Jane Bates: Just saying
Jane Bates puts her faith in the proverbial.
Jane Bates puts her faith in the proverbial
Time you wised up, my daughter said, as she gave me a book of proverbs for my birthday. Hang on a minute… but maybe she’s right?
After all, it is much better to get wisdom than gold. I know that now. Experience is the best teacher, and if you refuse to learn you are only hurting yourself.
So I was all agog to take in these ancient pearls and apply them to my working life. It was difficult to imagine how ‘a cursed cow grows short horns’ could make any difference to my role as a nurse, but there were others that hit the nail on the head.

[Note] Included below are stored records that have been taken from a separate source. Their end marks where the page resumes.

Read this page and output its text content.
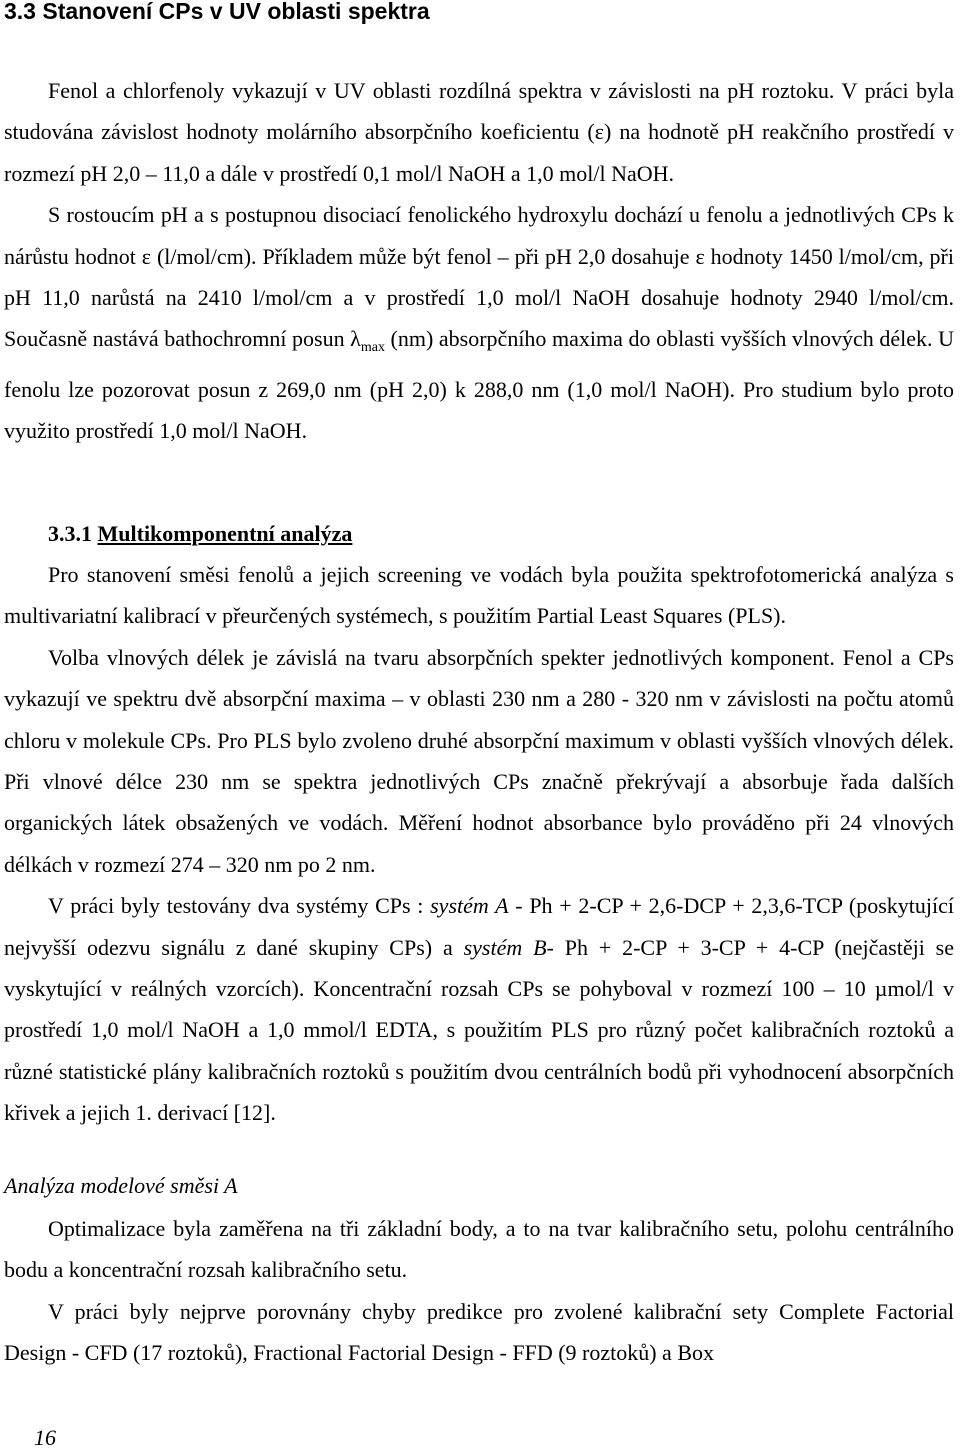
3.3 Stanovení CPs v UV oblasti spektra

Fenol a chlorfenoly vykazují v UV oblasti rozdílná spektra v závislosti na pH roztoku. V práci byla studována závislost hodnoty molárního absorpčního koeficientu (ε) na hodnotě pH reakčního prostředí v rozmezí pH 2,0 – 11,0 a dále v prostředí 0,1 mol/l NaOH a 1,0 mol/l NaOH.

S rostoucím pH a s postupnou disociací fenolického hydroxylu dochází u fenolu a jednotlivých CPs k nárůstu hodnot ε (l/mol/cm). Příkladem může být fenol – při pH 2,0 dosahuje ε hodnoty 1450 l/mol/cm, při pH 11,0 narůstá na 2410 l/mol/cm a v prostředí 1,0 mol/l NaOH dosahuje hodnoty 2940 l/mol/cm. Současně nastává bathochromní posun $\lambda_{max}$ (nm) absorpčního maxima do oblasti vyšších vlnových délek. U fenolu lze pozorovat posun z 269,0 nm (pH 2,0) k 288,0 nm (1,0 mol/l NaOH). Pro studium bylo proto využito prostředí 1,0 mol/l NaOH.

3.3.1 Multikomponentní analýza

Pro stanovení směsi fenolů a jejich screening ve vodách byla použita spektrofotomerická analýza s multivariatní kalibrací v přeurčených systémech, s použitím Partial Least Squares (PLS).

Volba vlnových délek je závislá na tvaru absorpčních spekter jednotlivých komponent. Fenol a CPs vykazují ve spektru dvě absorpční maxima – v oblasti 230 nm a 280 - 320 nm v závislosti na počtu atomů chloru v molekule CPs. Pro PLS bylo zvoleno druhé absorpční maximum v oblasti vyšších vlnových délek. Při vlnové délce 230 nm se spektra jednotlivých CPs značně překrývají a absorbuje řada dalších organických látek obsažených ve vodách. Měření hodnot absorbance bylo prováděno při 24 vlnových délkách v rozmezí 274 – 320 nm po 2 nm.

V práci byly testovány dva systémy CPs : systém A - Ph + 2-CP + 2,6-DCP + 2,3,6-TCP (poskytující nejvyšší odezvu signálu z dané skupiny CPs) a systém B- Ph + 2-CP + 3-CP + 4-CP (nejčastěji se vyskytující v reálných vzorcích). Koncentrační rozsah CPs se pohyboval v rozmezí 100 – 10 µmol/l v prostředí 1,0 mol/l NaOH a 1,0 mmol/l EDTA, s použitím PLS pro různý počet kalibračních roztoků a různé statistické plány kalibračních roztoků s použitím dvou centrálních bodů při vyhodnocení absorpčních křivek a jejich 1. derivací [12].

Analýza modelové směsi A

Optimalizace byla zaměřena na tři základní body, a to na tvar kalibračního setu, polohu centrálního bodu a koncentrační rozsah kalibračního setu.

V práci byly nejprve porovnány chyby predikce pro zvolené kalibrační sety Complete Factorial Design - CFD (17 roztoků), Fractional Factorial Design - FFD (9 roztoků) a Box

16
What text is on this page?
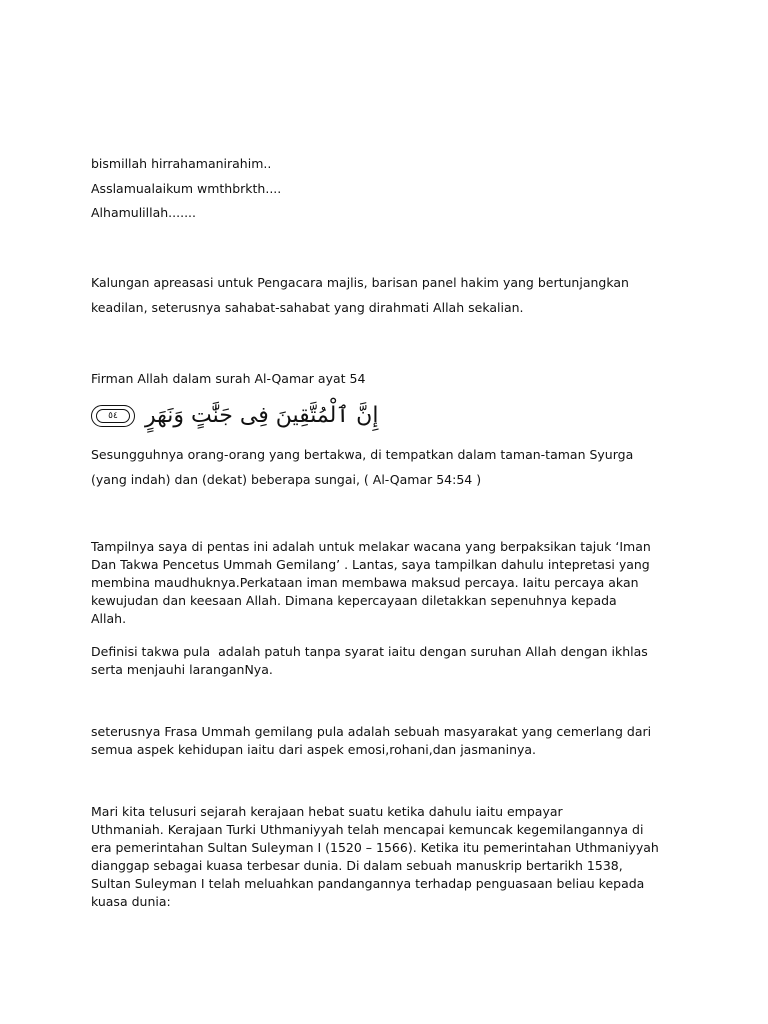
bismillah hirrahamanirahim..

Asslamualaikum wmthbrkth....

Alhamulillah.......

Kalungan apreasasi untuk Pengacara majlis, barisan panel hakim yang bertunjangkan

keadilan, seterusnya sahabat-sahabat yang dirahmati Allah sekalian.

Firman Allah dalam surah Al-Qamar ayat 54

٥٤ إِنَّ ٱلْمُتَّقِينَ فِى جَنَّٰتٍ وَنَهَرٍ

Sesungguhnya orang-orang yang bertakwa, di tempatkan dalam taman-taman Syurga

(yang indah) dan (dekat) beberapa sungai, ( Al-Qamar 54:54 )

Tampilnya saya di pentas ini adalah untuk melakar wacana yang berpaksikan tajuk ‘Iman

Dan Takwa Pencetus Ummah Gemilang’ . Lantas, saya tampilkan dahulu intepretasi yang

membina maudhuknya.Perkataan iman membawa maksud percaya. Iaitu percaya akan

kewujudan dan keesaan Allah. Dimana kepercayaan diletakkan sepenuhnya kepada

Allah.

Definisi takwa pula  adalah patuh tanpa syarat iaitu dengan suruhan Allah dengan ikhlas

serta menjauhi laranganNya.

seterusnya Frasa Ummah gemilang pula adalah sebuah masyarakat yang cemerlang dari

semua aspek kehidupan iaitu dari aspek emosi,rohani,dan jasmaninya.

Mari kita telusuri sejarah kerajaan hebat suatu ketika dahulu iaitu empayar

Uthmaniah. Kerajaan Turki Uthmaniyyah telah mencapai kemuncak kegemilangannya di

era pemerintahan Sultan Suleyman I (1520 – 1566). Ketika itu pemerintahan Uthmaniyyah

dianggap sebagai kuasa terbesar dunia. Di dalam sebuah manuskrip bertarikh 1538,

Sultan Suleyman I telah meluahkan pandangannya terhadap penguasaan beliau kepada

kuasa dunia:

If one of your colleagues offers to make you a cup of tea, don’t look a gift horse in the mouth. A friend in need is a friend indeed. It might be hours before you get another chance to have a drink, and we must remember the adage that opportunity seldom knocks twice.
Modern truisms apply as well. ‘If it ain’t broke, don’t fix it’ is the right approach to medical care in most cases. But then a stitch in time saves nine, and it is better to be safe than sorry.
To the kill-joys who object to a bit of levity in the workplace, my book says that all work and no play makes Jack a dull boy. Or Jill a dull nurse. We need to lighten up sometimes to cope with the hard times.
And because we care about our patients, we understand that if a job is worth doing, it is worth doing well. Cutting corners, which is at times inevitable owing to our chronic lack of resources, goes against the grain.